The cause for her canonization was begun in the latter part of the century, but proceeded slowly. The monastery in Nancy was destroyed during the upheavals of the French Revolution, and the traces of the grave were lost. With the re-establishment of Catholic institutions in France in the early 19th-century, the cause was taken up again, but faced the difficulty of there being no remains, normally required during the process. Various efforts were made by a number of priests to find Le Clerc's remains in the precincts of the former cloister of the monastery over the next century, without success.

Despite this obstacle, the Holy See decided to proceed with the beatification of Mother Teresa of Jesus. This was done by Pope Pius XII on 4 May 1947.

====Discovery of remains====
Not long after this declaration of her holiness by the Catholic Church, in 1950 a group of young students in Nancy was exploring the basement of a building in the city and found a lead coffin buried nearly 5 ft below the ground. By 1960, the remains were conclusively identified as those of Le Clerc, and were placed for veneration in the chapel of the Notre Dame School of the city. A special chapel was eventually built for the remains in the cathedral and they were transferred there on 14 October 2007, where they are available for veneration by the public.

==Legacy==
The congregation spread throughout France, into which the duchy was forcibly absorbed in the 1630s. Within thirty years of Le Clerc's death, the monastery which had been established in Troyes was instrumental in the extension of her vision to the New World. Through a connection with the governor of Fort Ville-Marie in the colony of New France, the canonesses had offered to go there to educate its children, but the governor felt that the colony was unable to support a cloistered community of teachers at that stage of its development. Instead, they recruited Marguerite Bourgeoys, the president of a sodality attached to the community, to bring this service to the colony. She went there in 1653, and within five years her work there led to the founding of the Congregation of Notre Dame of Montreal, an unenclosed institute of religious sisters with the same goal of free education for the poor. Today, they have 1,150 Sisters serving worldwide.

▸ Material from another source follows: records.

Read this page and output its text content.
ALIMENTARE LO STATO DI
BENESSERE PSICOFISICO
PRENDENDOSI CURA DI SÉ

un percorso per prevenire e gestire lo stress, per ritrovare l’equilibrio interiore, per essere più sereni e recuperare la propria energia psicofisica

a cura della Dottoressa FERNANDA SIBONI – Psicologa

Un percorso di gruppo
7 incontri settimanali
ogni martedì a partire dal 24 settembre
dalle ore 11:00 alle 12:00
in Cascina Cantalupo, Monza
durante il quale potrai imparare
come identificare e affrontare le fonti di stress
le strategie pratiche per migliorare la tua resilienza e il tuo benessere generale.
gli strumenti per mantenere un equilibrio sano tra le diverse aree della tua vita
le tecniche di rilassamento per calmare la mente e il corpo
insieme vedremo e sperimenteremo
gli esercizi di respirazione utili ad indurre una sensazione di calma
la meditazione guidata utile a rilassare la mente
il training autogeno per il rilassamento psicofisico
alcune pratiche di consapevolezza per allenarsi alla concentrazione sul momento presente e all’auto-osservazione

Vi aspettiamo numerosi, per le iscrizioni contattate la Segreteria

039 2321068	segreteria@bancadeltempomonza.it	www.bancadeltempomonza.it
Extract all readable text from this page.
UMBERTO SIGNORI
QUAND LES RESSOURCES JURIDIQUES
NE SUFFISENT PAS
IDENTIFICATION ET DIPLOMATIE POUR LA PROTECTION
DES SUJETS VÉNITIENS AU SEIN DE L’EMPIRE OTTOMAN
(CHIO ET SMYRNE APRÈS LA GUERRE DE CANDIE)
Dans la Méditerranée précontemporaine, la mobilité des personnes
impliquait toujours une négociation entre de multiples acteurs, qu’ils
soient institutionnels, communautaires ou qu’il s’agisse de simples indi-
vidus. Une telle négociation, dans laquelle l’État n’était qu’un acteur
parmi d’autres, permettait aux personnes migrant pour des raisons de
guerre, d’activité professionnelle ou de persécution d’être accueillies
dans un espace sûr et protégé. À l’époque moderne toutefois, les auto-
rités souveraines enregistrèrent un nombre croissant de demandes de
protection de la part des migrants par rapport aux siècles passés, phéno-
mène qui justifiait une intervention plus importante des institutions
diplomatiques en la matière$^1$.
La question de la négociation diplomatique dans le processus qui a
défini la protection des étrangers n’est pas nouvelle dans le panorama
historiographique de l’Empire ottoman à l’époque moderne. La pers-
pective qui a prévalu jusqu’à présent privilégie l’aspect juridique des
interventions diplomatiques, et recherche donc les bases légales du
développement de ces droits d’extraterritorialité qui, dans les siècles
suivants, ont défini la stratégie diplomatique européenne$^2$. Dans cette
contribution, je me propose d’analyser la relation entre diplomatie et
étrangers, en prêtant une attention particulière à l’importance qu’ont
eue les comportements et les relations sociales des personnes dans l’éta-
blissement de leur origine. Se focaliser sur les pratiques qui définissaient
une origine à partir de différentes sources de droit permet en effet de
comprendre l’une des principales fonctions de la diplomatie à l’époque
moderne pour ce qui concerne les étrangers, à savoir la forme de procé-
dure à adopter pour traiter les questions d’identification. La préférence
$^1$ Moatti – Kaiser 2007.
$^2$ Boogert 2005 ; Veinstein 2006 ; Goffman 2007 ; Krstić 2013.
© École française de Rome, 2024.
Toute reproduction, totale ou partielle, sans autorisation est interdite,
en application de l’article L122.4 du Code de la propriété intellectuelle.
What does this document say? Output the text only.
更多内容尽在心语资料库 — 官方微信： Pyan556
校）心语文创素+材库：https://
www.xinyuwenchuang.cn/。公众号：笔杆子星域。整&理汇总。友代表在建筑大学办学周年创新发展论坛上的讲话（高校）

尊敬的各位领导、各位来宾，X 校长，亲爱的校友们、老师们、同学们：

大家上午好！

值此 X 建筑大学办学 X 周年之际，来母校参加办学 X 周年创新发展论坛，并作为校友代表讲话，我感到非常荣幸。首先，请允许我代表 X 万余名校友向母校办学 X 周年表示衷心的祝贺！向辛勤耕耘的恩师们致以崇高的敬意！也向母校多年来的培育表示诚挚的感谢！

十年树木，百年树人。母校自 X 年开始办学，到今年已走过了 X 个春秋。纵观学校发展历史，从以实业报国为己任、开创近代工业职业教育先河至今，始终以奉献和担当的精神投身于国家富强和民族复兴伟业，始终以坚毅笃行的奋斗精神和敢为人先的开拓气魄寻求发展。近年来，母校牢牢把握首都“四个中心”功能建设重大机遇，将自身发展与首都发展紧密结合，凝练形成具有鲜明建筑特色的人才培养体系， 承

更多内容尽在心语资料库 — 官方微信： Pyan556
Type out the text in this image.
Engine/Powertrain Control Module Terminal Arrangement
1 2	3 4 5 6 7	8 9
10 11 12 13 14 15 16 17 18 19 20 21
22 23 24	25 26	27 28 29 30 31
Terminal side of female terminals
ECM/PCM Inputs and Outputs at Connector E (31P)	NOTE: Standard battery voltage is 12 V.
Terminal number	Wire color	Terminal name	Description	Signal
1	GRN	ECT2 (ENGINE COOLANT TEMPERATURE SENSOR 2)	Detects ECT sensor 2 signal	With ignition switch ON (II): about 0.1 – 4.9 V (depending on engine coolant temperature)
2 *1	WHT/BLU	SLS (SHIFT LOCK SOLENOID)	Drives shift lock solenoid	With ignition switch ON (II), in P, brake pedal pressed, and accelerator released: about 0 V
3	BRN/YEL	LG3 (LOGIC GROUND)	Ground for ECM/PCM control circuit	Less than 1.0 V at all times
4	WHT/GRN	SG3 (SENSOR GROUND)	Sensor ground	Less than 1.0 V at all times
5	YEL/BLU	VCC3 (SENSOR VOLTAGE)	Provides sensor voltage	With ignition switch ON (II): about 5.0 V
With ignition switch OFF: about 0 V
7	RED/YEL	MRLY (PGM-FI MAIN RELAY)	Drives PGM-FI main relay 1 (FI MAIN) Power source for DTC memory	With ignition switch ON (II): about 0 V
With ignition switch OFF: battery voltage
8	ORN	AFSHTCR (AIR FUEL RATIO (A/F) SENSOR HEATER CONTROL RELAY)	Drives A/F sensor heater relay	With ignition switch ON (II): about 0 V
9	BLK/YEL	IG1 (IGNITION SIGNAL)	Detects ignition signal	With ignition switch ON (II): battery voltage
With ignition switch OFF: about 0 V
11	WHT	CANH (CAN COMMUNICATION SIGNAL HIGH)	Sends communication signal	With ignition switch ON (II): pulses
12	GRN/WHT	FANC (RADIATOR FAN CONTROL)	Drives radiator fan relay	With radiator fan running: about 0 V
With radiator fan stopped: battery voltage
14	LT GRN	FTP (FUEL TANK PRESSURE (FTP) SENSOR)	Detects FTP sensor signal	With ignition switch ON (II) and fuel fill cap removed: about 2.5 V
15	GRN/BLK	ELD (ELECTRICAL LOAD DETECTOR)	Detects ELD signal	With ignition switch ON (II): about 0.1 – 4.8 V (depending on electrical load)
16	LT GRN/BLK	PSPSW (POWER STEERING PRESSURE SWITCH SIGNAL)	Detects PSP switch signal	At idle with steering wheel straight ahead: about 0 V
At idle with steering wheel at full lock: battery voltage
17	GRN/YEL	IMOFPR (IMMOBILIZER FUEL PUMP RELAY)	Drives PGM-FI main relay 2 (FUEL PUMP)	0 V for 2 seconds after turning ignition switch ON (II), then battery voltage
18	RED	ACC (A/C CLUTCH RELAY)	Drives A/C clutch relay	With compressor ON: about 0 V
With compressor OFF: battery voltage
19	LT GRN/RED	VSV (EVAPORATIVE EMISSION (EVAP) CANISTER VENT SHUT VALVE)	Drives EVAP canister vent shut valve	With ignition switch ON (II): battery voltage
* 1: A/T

The congregation had also spread to other regions of Europe by the time it faced a century of upheaval, starting with the French Revolution, which closed many of their houses. In central Europe, communities were scattered, moving back and forth between Germany (founded in 1640) and Bohemia. Out of this chaos, Theresa Gerhardinger, a former student of the suppressed monastery in Stadtamhof, came to found the School Sisters of Notre Dame in the Kingdom of Bavaria in 1833. It currently has 3,500 members working in over 30 countries around the world.

At the time of Fourier's canonization in 1897, thirty monasteries of the congregation still functioned in Europe. Over the next decades, the congregation expanded to South America, Africa, and Asia, and they now serve in 43 nations. Their mission has expanded to include work for human rights, such as the protection of the rights of migrants and the promotion of justice for developing nations. The General Chapter of 2008 formally recognized the many groups of alumni and associates of the congregation which had sprung up around the world as full partners in the heritage of Fourier and Le Clerc.